As another novel result we found that high GH/IGF-I activity suppressed AMH concentrations. As AMH seems to be synthesized exclusively in gonadal tissue (Aksglaede et al., 2010), this result further supports that changes in circulating GH/IGF-I affect intratesticular processes. The mechanisms connecting GH activity with AMH formation are unknown, but it seems plausible to suggest that changes in intratesticular sex steroid syntheses could be involved. As one possibility intratesticular induction of aromatase with local oestrogen formation might reduce production of AMH. Mature human Sertoli cells express both classical oestrogen receptors (Cavaco et al., 2009) and G protein-coupled oestrogen receptors (Rago et al., 2011) leaving the possibility that not only androgens but also oestrogens may influence the synthesis of AMH. This viewpoint is supported by one in vivo animal study with grafting of testicular tissue to female chick embryos. Pre-treatment of the male donors with oestradiol counteracted regression of the Müllerian ducts else wise induced by the implanted testes. Based on their results, the authors suggested that oestradiol down-regulates AMH in males (Stoll et al., 1993). As another possibility reduction in AMH levels during GH treatment could also be caused by higher levels of intratesticular testosterone since both GH and IGF-I seems to potentate LH-induced Leydig cell steroidogenesis (Horikawa et al., 1989). However, we find this possibility less likely as the circulating concentrations of testosterone were unchanged. Furthermore, concentrations of inhibin B, another marker of Sertoli cell function and spermatogenesis would be expected to increase (Jensen et al., 1997; Jorgensen et al., 2010) in response to increased intratesticular testosterone and this was not observed. On the contrary, there was a decrease in serum inhibin B (p = 0.059). During conditions with changes in intratesticular testosterone, levels of AMH and inhibin B usually change in opposite directions. This has been observed when testosterone increases in puberty (Hero et al., 2012), and when testosterone is suppressed as a result of medical castration in prostate cancer treatment (Eldar-Geva et al., 2010). Finally, it cannot be excluded that systemic or locally produced IGF-I could have a direct effect on AMH and inhibin B as IGF-I receptors have been identified on Sertoli cells (Vannelli et al., 1988).

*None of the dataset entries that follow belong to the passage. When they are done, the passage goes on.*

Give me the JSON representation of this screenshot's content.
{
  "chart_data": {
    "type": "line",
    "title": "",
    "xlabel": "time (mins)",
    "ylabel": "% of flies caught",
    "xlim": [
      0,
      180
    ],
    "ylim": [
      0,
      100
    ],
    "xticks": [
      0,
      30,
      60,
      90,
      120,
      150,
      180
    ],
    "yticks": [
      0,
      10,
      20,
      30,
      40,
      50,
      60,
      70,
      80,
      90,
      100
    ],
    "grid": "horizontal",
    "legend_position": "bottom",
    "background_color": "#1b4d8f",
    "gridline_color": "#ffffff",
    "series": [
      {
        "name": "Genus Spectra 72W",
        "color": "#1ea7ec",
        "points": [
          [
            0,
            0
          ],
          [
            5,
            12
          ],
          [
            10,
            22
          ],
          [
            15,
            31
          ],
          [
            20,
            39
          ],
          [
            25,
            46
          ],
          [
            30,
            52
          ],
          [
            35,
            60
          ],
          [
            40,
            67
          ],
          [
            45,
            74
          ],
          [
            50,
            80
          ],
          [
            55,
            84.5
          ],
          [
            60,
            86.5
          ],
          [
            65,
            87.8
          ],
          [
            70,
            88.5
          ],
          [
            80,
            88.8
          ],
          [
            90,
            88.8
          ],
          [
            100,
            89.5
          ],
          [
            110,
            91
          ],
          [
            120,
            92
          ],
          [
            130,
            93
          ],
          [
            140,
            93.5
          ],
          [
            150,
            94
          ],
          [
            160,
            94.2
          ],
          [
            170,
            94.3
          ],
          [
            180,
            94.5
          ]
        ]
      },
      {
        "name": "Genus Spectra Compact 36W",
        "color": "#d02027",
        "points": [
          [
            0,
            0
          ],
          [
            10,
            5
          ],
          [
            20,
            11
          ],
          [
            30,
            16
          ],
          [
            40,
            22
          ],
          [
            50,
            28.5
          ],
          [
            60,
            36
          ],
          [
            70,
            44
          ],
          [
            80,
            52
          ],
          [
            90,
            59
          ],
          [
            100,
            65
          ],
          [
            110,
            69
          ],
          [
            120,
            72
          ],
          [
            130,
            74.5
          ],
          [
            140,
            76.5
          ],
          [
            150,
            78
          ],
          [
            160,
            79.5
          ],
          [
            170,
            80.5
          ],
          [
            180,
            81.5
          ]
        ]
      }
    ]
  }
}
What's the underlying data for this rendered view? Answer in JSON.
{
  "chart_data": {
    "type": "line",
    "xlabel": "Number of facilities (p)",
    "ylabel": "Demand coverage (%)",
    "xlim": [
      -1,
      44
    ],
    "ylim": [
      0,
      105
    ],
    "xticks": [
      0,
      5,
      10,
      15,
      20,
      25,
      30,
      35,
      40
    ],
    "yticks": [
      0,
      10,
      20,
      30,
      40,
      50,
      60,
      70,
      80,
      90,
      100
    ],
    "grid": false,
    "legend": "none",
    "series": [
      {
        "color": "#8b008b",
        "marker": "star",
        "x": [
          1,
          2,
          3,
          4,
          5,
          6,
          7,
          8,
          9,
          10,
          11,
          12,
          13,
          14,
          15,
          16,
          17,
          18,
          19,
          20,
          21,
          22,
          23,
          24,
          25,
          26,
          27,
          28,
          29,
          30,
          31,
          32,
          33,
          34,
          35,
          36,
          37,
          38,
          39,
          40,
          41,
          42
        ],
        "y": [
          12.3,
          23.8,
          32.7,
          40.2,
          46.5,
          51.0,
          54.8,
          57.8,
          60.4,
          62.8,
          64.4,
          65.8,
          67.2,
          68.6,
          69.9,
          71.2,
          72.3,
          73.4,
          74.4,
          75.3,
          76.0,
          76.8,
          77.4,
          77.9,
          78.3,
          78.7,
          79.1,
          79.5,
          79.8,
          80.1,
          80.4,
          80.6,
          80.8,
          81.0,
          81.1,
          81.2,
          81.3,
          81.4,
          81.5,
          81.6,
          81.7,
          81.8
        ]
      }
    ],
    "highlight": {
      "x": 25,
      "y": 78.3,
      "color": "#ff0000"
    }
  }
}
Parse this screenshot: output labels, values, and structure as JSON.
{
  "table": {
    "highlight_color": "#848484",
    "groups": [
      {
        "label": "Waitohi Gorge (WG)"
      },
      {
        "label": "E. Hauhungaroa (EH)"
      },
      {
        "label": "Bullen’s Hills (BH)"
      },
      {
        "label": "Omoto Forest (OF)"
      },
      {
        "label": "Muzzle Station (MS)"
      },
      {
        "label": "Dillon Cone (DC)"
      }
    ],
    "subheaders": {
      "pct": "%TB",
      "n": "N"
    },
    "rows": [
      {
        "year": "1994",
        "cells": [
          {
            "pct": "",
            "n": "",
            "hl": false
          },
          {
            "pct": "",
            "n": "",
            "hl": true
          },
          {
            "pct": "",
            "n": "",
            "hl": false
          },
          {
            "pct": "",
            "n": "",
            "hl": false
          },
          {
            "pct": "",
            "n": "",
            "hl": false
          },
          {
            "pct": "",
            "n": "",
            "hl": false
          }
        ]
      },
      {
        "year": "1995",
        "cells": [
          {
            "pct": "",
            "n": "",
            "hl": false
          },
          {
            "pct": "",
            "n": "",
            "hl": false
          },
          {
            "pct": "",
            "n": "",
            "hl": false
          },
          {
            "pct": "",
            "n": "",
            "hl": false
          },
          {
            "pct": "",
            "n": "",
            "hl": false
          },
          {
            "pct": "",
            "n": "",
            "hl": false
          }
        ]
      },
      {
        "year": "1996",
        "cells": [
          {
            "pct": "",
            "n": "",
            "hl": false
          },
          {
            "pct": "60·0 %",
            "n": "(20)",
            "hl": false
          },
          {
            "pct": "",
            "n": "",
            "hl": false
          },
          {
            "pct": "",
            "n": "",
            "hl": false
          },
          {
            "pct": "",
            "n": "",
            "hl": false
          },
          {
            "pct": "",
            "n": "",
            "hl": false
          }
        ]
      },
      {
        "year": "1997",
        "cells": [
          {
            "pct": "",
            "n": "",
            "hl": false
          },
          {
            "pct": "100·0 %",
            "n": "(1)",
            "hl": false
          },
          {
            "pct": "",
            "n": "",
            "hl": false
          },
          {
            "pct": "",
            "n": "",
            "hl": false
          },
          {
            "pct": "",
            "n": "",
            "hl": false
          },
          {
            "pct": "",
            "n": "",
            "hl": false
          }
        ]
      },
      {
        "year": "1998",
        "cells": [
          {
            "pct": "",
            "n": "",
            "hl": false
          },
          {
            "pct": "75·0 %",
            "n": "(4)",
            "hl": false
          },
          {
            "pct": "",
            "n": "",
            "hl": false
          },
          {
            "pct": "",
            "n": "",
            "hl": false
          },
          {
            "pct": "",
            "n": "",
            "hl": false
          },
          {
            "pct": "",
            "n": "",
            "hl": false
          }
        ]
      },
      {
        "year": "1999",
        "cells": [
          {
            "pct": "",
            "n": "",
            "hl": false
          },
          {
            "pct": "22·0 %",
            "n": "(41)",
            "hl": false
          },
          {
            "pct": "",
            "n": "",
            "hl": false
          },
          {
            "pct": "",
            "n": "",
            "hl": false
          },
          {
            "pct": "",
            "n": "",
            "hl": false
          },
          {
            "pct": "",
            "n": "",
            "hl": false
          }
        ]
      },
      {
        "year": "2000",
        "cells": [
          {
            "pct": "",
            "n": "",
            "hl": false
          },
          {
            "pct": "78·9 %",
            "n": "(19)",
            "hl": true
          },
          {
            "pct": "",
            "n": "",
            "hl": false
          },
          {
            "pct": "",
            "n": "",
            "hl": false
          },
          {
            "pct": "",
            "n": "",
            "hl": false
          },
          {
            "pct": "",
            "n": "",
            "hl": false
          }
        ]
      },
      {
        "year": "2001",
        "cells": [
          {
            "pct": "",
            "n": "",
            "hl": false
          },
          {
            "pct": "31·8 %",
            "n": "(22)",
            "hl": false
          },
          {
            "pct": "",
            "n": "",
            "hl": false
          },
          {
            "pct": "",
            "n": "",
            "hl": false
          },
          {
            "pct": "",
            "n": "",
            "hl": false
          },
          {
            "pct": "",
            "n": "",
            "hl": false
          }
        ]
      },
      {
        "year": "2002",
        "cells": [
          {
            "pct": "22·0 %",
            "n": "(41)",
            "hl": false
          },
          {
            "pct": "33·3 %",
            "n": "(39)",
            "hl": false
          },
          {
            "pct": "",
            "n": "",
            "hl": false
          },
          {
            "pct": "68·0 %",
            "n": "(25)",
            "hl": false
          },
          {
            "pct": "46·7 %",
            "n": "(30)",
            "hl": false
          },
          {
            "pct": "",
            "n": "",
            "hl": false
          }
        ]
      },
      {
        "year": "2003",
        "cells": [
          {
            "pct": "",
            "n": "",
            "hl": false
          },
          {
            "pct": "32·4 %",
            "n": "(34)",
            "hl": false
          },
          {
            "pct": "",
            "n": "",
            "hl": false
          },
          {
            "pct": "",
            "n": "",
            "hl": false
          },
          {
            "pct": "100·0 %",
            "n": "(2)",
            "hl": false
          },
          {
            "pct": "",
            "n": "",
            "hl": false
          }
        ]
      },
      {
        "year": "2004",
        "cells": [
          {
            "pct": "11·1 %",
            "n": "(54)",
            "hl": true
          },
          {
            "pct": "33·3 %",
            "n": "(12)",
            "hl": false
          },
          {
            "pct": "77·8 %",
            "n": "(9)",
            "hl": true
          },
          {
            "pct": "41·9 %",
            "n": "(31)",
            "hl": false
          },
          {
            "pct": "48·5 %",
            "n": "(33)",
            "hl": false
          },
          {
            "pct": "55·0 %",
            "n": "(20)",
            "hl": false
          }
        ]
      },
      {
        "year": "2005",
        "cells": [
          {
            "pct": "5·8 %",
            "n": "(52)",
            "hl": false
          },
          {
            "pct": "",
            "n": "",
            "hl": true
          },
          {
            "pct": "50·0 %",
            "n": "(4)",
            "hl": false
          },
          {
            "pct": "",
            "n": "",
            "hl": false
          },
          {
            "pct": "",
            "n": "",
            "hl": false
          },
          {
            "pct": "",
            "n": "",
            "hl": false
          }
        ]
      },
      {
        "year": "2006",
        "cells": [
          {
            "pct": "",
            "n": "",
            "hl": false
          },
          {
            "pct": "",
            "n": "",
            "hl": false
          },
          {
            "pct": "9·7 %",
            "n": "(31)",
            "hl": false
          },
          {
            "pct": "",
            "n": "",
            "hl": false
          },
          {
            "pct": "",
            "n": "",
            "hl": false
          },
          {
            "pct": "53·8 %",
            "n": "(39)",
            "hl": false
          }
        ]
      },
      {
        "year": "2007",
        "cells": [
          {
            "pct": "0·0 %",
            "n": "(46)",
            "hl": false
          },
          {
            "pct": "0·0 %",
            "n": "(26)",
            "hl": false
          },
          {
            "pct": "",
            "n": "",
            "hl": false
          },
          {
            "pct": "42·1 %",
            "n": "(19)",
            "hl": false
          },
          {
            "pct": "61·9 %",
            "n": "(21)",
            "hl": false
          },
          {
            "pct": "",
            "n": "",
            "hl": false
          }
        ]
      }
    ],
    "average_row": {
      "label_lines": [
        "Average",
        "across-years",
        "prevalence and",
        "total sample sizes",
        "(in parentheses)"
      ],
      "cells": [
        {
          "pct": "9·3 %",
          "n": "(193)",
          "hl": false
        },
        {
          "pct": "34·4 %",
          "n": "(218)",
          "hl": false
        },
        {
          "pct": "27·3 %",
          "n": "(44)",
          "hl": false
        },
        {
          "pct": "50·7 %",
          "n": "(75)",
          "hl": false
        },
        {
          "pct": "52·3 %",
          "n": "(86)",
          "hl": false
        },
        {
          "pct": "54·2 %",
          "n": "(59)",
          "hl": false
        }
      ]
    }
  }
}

In conclusion, GH/IGF-I action seems to influence the balance between androgens and oestrogens, supporting that GH/IGF-I stimulates aromatase in vivo. High GH/IGF-I activity was accompanied by reduced AMH levels. The underlying mechanisms and clinical significance are unknown and this topic merits further investigations.
The study was supported by an unrestricted grant by Pfizer, Denmark. None of the authors have any conflict of interest to declare regarding this study.